Surveillance à domicile et suivi ambulatoire 24 heures sur 24.
| Fonctionnalité | Méthode sonore de Korotkoff | Méthode oscillométrique |
|---|---|---|
| Technique | Le stéthoscope écoute les sons | Détecte les oscillations du brassard |
| Facilité d'utilisation | Nécessite une formation | Opération à une touche |
| Type d'appareil | Tensiomètre mercure/anéroïde | Moniteur numérique |
| Facteurs d'interférence | Bruit ambiant | Mouvements, arythmies |
| Précision | L'étalon-or | Varie selon l'appareil (les modèles haut de gamme se rapprochent de Korotkoff) |
Précision douteuse ?
Les moniteurs Joytech atteignent une précision de ± 3 mmHg , dépassant les normes internationales (AAMI/ESH).

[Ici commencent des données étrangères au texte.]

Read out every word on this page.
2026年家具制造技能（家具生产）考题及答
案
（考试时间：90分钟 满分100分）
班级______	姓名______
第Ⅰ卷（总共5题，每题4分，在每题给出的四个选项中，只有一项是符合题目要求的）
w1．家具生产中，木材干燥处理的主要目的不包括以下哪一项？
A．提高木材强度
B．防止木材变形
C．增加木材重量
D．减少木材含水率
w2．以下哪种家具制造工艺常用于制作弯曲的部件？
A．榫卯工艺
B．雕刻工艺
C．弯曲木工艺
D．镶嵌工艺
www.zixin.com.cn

MVM (Mean Value Measurement) : fait la moyenne de plusieurs lectures pour plus de cohérence.
Erreurs d'arythmie ?
Les modèles compatibles ECG effectuent une validation croisée des ondes de pouls avec les signaux ECG.
La détection IHB/AFib alerte les utilisateurs des irrégularités potentielles.
Des problèmes d’ajustement du brassard ?
Offre deux tailles (22-36 cm et 22-42 cm) pour un ajustement parfait.
Erreurs de l'utilisateur ?
Alertes en temps réel en cas de « mouvement excessif » ou de « serrage du brassard ».
La méthode Korotkoff reste l’option la plus précise en milieu clinique, mais son recours à un personnel qualifié limite son utilisation à domicile. Pour un suivi quotidien :
Utilisez un moniteur oscillométrique validé (comme les appareils ± 3 mmHg de Joytech) pour plus de commodité.
Vérifiez périodiquement les mesures de Korotkoff au cabinet de votre médecin.
Cette double approche garantit un suivi fiable à long terme.